Archive pour la Catégorie 'POEMES SANS SUITE'

Ne requiescam

Ne requiescam

Mais la violence ?
Je ne savais plus la violence,
Cette senteur d’ortie cabrée sous le parfum des roses.

J’avais cru douce une églantine
Et sa fraîcheur docile à mon plaisir.

Blanc
Le rugissement des ronces.
Et la beauté somme de conquérir.

Pardon, mes proies !
J’avais oublié :
Le désir feule.

CIME

Seule montagne unique obstacle
Haute

Par d’autres terres, en d’autres temps, j’ai espéré l’asile. Frère des pluies mollement suspendues au ventre des nuages, j’ai cru aimer la plaine. Je permettais la boue.

Seule montagne unique obstacle
Haute

J’apprends à gravir des rochers au soleil, à me fleurir d’un sang délicat cultivé dans l’inimitié des pierres. J’apprends à mériter ce qui me pare : les suantes perles de mon orgueil.

L’asile n’est qu’un peu d’ombre

Jusqu’au sommet, un adret me provoque.
Enneigé.
Splendide.

Ne craindre que la cime
Trop brève
Avant l’ubac paisible et sans mystère…

Attente

J’attends ton jour,
Chargé de blés comme un navire.
Ce matin gracieux
Et doucement ouvert, plus merveilleux qu’un havre.

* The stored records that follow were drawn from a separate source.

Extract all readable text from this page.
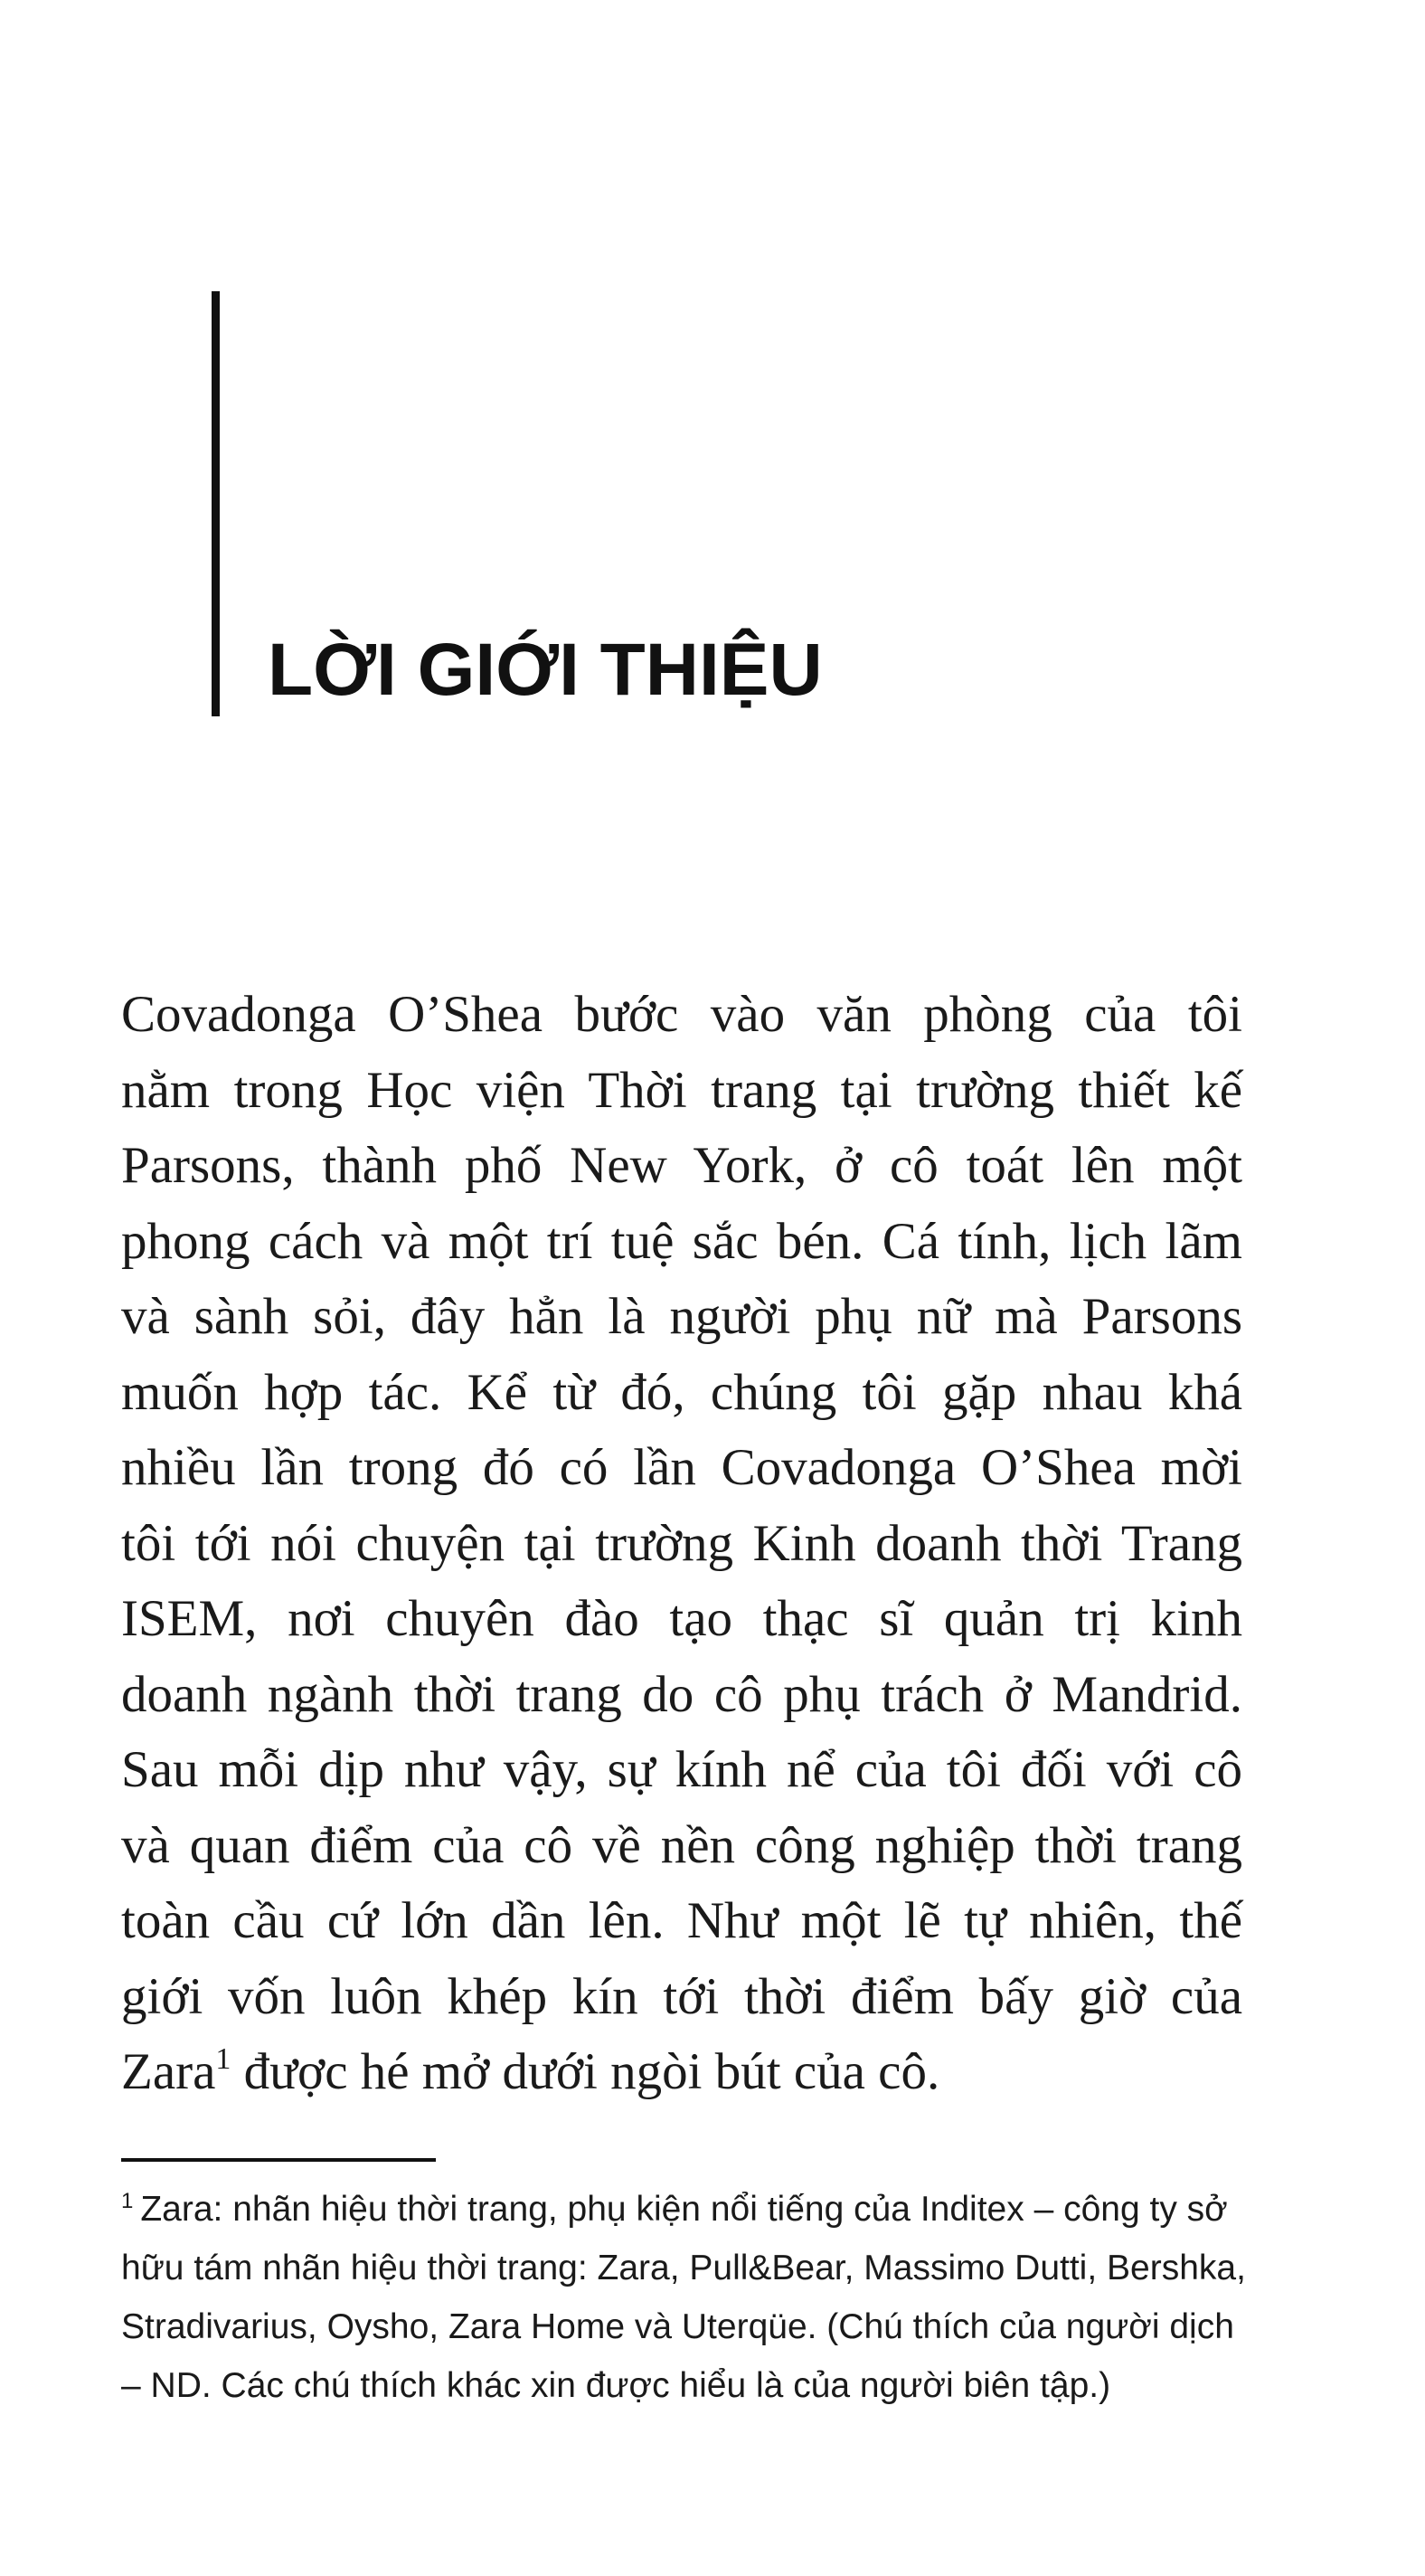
LỜI GIỚI THIỆU
Covadonga O’Shea bước vào văn phòng của tôi
nằm trong Học viện Thời trang tại trường thiết kế
Parsons, thành phố New York, ở cô toát lên một
phong cách và một trí tuệ sắc bén. Cá tính, lịch lãm
và sành sỏi, đây hẳn là người phụ nữ mà Parsons
muốn hợp tác. Kể từ đó, chúng tôi gặp nhau khá
nhiều lần trong đó có lần Covadonga O’Shea mời
tôi tới nói chuyện tại trường Kinh doanh thời Trang
ISEM, nơi chuyên đào tạo thạc sĩ quản trị kinh
doanh ngành thời trang do cô phụ trách ở Mandrid.
Sau mỗi dịp như vậy, sự kính nể của tôi đối với cô
và quan điểm của cô về nền công nghiệp thời trang
toàn cầu cứ lớn dần lên. Như một lẽ tự nhiên, thế
giới vốn luôn khép kín tới thời điểm bấy giờ của
Zara$^1$ được hé mở dưới ngòi bút của cô.
$^1$ Zara: nhãn hiệu thời trang, phụ kiện nổi tiếng của Inditex – công ty sở
hữu tám nhãn hiệu thời trang: Zara, Pull&Bear, Massimo Dutti, Bershka,
Stradivarius, Oysho, Zara Home và Uterqüe. (Chú thích của người dịch
– ND. Các chú thích khác xin được hiểu là của người biên tập.)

J’attends ; viennent des mouettes
Mais tôt s’en vont.
J’attends.

Patience étale.

Lumières

Le solfège baroque et triomphant des guirlandes électriques ne fait pas taire la nuit. C’est au cœur turbulent de la ville avant Noël et partout le présent se multiplie et s’enrubanne.

Le présent naïf !
Badauds, gentils badauds,
Nous sommes éblouis de mille étoiles !
- Mais qui cherche une étoile encore ?

Un désir me prend de lueurs plus douces,
D’une moindre rumeur.
Un désir de lieu saint, de seuil amoureux, de chambre studieuse
Eclairés faiblement d’une seule flamme
Emue,
Fervente,
Pâle
Et droite,
Fragile, dans le verre humble d’une lampe.

Déception

Déception

La mer flatte la plage.

Un peu d’écume, fleurs incertaines
- Mémoire piteuse des grands flots…
 

La mer flatte la plage.

Et c’est toujours le deuil du sable. 

Avant l’hiver

La ville, mortes proies.
Le cadavre raidi des ruelles.
Mes chacals, rôdeurs tristes, alentour de l’ennui.

La ville : mortes proies.

Pour ne confier au ruisseau qu’un papier ridicule
- le désir d’une voile -
Il faut tellement croire.

Mes chacals, rôdeurs tristes, alentour de l’ennui.

La rue grise,
Seulement grise aux porches lourds des nuits précoces.

Bientôt le froid solide,

Et sur ma vitre
L’unique fleur du givre.
Sa beauté désolée, sa beauté intérieure.

Abysses

L’océan n’est pas un miroir, son verre dépoli ne rabâche pas le ciel, ni les étoiles, ni les nuages ; aucune mouette, aucun orage ne s’y reflètent jamais.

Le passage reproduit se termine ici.